Diversi fiumi solcano l’italico terreno.
Tutti – nessuno escluso – densi di storia, di cultura, di magia.
Uno tra essi è assurto nelle scorse ore ai più tristi onori delle cronache.
Quando, salendo verso il confine con l’Austria, superata Verona, ci si immette nella Valle dell’Adige, incastonata tra montagne che sono tra le più belle al mondo (se non, addirittura, le più belle del mondo), il senso della magia è quasi fisicamente palpabile.
In una cornice di paesini, di campanili, di cime verdi o innevate, il fiume scorre lento verso la laguna veneta, inverando una “vita incantata” che lo vede quasi “consapevole” del dolce “montano” che esso apporta al salato del mare Adriatico.

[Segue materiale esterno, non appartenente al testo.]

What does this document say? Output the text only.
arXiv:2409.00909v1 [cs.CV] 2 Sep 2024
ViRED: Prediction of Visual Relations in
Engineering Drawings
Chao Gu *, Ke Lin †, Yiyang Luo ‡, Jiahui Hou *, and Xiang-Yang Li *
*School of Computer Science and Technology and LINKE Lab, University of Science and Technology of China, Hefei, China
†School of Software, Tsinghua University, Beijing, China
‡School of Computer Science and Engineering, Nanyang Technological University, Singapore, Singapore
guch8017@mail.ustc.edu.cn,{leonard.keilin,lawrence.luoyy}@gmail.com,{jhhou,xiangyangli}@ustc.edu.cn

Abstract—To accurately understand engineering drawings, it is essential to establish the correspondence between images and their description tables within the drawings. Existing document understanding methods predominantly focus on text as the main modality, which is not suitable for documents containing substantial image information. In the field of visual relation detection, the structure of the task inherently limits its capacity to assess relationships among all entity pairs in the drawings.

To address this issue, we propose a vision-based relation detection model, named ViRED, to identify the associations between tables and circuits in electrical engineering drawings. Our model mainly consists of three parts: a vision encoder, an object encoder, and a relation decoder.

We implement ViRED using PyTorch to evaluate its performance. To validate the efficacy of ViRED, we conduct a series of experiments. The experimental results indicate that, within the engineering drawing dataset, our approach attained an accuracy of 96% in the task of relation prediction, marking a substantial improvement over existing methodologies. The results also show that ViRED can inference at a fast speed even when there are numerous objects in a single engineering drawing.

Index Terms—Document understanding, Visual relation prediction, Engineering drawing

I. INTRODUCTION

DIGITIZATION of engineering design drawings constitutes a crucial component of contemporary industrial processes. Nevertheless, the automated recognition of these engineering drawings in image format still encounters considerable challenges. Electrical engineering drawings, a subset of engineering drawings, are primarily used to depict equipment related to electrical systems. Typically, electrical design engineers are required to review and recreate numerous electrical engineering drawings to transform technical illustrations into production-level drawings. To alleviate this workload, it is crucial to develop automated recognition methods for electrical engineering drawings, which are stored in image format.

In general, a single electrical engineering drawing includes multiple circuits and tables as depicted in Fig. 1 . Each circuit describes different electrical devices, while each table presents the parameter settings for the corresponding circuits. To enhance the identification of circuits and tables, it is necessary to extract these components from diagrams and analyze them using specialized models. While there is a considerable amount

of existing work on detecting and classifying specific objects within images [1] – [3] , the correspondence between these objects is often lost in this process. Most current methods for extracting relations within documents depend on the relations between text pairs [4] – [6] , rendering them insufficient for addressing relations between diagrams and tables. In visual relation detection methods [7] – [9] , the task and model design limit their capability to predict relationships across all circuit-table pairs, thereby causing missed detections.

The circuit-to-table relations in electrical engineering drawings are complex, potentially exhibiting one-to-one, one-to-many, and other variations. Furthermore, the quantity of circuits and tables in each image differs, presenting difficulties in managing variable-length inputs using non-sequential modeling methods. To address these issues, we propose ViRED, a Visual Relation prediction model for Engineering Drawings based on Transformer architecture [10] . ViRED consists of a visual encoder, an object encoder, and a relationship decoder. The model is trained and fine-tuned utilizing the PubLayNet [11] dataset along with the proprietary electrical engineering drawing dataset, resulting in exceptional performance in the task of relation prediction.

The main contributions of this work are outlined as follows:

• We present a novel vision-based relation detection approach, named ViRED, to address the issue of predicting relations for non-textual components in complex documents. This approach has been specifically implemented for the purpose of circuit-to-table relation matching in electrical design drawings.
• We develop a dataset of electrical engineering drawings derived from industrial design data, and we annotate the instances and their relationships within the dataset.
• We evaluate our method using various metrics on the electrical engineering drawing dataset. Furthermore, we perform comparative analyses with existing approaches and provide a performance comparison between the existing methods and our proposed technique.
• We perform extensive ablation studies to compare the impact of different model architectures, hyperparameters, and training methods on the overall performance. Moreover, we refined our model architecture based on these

E’ proprio quel fiume, l’Adige, che ha restituito il corpo senza vita di una moglie e di una mamma e che, con ogni probabilità, restituirà anche quello di un padre e di un marito.

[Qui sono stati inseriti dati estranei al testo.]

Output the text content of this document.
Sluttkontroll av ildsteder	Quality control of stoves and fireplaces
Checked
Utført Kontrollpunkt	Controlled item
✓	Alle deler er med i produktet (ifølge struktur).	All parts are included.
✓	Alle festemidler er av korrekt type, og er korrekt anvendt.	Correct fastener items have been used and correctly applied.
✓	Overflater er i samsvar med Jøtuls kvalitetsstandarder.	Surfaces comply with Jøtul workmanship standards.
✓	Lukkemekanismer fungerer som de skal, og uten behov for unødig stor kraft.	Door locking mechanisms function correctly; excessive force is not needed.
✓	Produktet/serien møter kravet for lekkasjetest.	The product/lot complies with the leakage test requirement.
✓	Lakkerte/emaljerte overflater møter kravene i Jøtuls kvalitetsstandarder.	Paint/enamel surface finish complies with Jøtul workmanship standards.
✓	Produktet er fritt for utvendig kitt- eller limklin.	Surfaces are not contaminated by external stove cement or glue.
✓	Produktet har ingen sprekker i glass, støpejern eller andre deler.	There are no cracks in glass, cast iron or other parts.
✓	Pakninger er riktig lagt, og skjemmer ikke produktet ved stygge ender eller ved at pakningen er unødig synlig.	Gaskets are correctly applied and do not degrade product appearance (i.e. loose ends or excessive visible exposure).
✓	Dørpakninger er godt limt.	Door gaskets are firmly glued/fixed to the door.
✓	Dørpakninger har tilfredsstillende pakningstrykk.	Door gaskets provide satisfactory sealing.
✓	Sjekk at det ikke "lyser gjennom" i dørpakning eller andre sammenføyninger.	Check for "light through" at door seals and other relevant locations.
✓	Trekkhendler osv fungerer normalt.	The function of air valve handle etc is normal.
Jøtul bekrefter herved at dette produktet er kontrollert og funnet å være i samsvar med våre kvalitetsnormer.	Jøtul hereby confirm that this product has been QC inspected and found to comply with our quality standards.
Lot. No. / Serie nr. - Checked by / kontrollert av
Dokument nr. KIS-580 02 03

Lui, il fiume, non ha responsabilità: il suo scorrere lento e inarrestabile accoglie tutto ciò che gli si offre, spontaneamente o in modo indotto.
E tuttavia sono proprio questi i momenti in cui occorre con maggior sforzo sapere inverare quel principio dell’innocenza presunta scolpito all’art.27, comma 2, della nostra Costituzione: l’imputato non è considerato colpevole fino alla condanna definitiva.
Fino ad una sentenza emessa da Magistrati della Repubblica.
Non – dunque – da ciascuno di noi, chiamati piuttosto a non colpevolizzare, facendone quasi inconsciamente un complice, il fiume Adige.
Poche Regole chiare, ci salveranno tutti!